Newsletter 04/10

Banlieues Bleues: Festival Le Cap in Aulnay sous Bois

A musical encounter full of rhythm, mingling the musette waltz from the working-class neighbourhoods of a long-vanished Paris and the jazz of Sophiatown, the Johannesburg district famous during the 1950s, where Myriam Makeba made her career. Between them, Frenchman Braka and South African Carlo Mombelli have created a thrilling show.

Constantia wine, a great vintage with roots in French and South African history

One of the most famous wines on the world wine map comes from the Constantia Valley, just 8 km from the Cape of Good Hope.

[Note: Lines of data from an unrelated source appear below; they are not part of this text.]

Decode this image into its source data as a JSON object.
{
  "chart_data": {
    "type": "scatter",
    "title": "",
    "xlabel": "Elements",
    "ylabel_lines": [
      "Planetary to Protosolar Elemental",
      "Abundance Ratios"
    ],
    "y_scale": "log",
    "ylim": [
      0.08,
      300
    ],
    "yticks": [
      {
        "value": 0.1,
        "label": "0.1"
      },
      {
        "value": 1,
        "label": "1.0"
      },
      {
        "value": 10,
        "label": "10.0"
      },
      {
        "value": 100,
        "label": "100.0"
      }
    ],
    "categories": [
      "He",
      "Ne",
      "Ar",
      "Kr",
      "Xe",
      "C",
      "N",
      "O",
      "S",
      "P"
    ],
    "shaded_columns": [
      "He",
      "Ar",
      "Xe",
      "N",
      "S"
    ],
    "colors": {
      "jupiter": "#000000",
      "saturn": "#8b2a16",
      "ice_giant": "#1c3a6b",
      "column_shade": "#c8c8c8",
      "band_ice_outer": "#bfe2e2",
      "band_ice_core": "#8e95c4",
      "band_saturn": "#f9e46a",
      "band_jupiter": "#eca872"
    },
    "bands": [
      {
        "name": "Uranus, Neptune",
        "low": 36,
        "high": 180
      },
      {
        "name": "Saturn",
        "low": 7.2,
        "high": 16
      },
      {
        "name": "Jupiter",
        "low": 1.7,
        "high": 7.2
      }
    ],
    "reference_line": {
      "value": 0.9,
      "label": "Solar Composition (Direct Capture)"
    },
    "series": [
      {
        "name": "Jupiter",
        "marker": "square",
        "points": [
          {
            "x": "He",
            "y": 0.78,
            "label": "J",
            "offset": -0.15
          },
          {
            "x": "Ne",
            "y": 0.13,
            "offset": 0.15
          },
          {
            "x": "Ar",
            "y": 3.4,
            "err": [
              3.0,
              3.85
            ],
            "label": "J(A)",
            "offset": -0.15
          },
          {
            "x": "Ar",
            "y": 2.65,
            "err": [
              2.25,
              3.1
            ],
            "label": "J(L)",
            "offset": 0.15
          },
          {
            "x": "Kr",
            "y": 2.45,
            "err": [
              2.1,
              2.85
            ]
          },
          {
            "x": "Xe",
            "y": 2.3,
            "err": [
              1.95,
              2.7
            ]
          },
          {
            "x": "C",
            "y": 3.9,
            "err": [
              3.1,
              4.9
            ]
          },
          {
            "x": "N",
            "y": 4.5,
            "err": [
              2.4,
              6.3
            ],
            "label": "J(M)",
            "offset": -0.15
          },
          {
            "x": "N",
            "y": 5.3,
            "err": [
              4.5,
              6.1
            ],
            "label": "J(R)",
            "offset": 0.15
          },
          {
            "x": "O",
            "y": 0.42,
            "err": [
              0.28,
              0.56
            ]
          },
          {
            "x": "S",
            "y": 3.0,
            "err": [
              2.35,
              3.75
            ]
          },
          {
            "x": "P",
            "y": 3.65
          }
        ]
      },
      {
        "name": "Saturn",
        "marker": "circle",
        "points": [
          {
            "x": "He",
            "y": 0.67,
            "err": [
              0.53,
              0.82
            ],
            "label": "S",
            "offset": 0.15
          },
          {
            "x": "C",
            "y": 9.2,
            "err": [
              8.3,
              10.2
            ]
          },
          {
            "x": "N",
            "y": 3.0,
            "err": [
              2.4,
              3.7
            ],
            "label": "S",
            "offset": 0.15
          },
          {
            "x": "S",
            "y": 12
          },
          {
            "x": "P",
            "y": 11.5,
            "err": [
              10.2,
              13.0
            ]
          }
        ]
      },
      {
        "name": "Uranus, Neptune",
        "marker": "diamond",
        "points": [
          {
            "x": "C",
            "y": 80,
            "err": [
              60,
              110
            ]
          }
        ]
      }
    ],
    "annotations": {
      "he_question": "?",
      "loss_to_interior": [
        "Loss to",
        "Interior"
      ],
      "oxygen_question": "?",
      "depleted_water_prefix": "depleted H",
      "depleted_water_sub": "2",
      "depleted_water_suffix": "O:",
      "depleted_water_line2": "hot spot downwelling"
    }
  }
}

In Les Fleurs du Mal (1857), Charles Baudelaire likened the taste of it to a beloved's kiss and ranked it on a par with a "Nuits" from Burgundy: "Je préfère au constance, a l'opium, aux nuits, L'élixir de ta bouche où l'amour se pavane, " he wrote, "Even more than Constantia, than opium, than Nuits, I prefer the elixir of your mouth, where love performs its slow dance."

The first vintage wine from Constantia dates back to 1689. It is a dessert wine made from grape varieties descended from the Muscat de Frontignan variety grown in France.

The grapes ripen in February or March are left on the vine for a further four weeks and only harvested at the end of March or in early April.

The resulting wine is stored in oak vats for two years to produce a rich, aromatic nectar. The deposed Emperor Napoleon, imprisoned on the island of Saint Helena in 1815, enjoyed a regular supply of the wine until his death in 1821.

Later, in 1833, King Louis-Philippe became one of the most prolific buyers of "Groot Constantia".

Such was the reputation of Constantia wine as evoked by the poet Baudelaire that France entered into a ten-year commercial treaty with Britain in 1860, to promote the export of French wines to London at the expense of Cape Province wines.

Under trade agreements with the European Union, it is now a simple matter to export wines from Constantia and the entire Cape region to Europe.

South African writers and Francophony

Most South African authors have a certain predilection for Paris.

Some have lived here, like Breytenbach or André Brink, and have an excellent command of the language.

Nobel literature laureate Nadine Gordimer is widely read here, and her work is inspired by Proust.

Eric Miyeni has also been won over, as the publication of his book, “A Letter from Paris” testifies.

So could South Africa be considered an honorary member of the francophone community?

The "Organisation Internationale de la Francophonie" (OIF), now celebrating its 40th anniversary, covers 70 countries with a total population of 870 million people, of whom 200 million are French-speakers.

Almost half of these French-speakers, 92.6 million in total, live on the African continent, in North Africa and sub-Saharan Africa.

Pothier the jurist (1699-1772), the most influential French figure in South Africa

Robert Joseph Pothier, Professor of Roman Law at the University of Orléans in the mid- 18th century, was the author of influential legal works on the subject of contracts, obligations, company law and marriage contracts.

Much South African law took its inspiration from his work.

Pothier's fame as a legal authority rapidly spread beyond Europe, in particular to the United States, where his marble relief portrait may be found in the Capitol, and to South Africa where he is still recognised by the courts as a binding authority and fount of law.

After his death, his work (highly representative of the enlightened legal spirit of the 18th century) shaped whole chapters of the French Civil Code of 1804.

Architect in France of the Civil Code, binding authority in South Africa, Pothier is an important link between the two countries. When he was a law student at university, Nelson Mandela certainly studied the works of Pothier.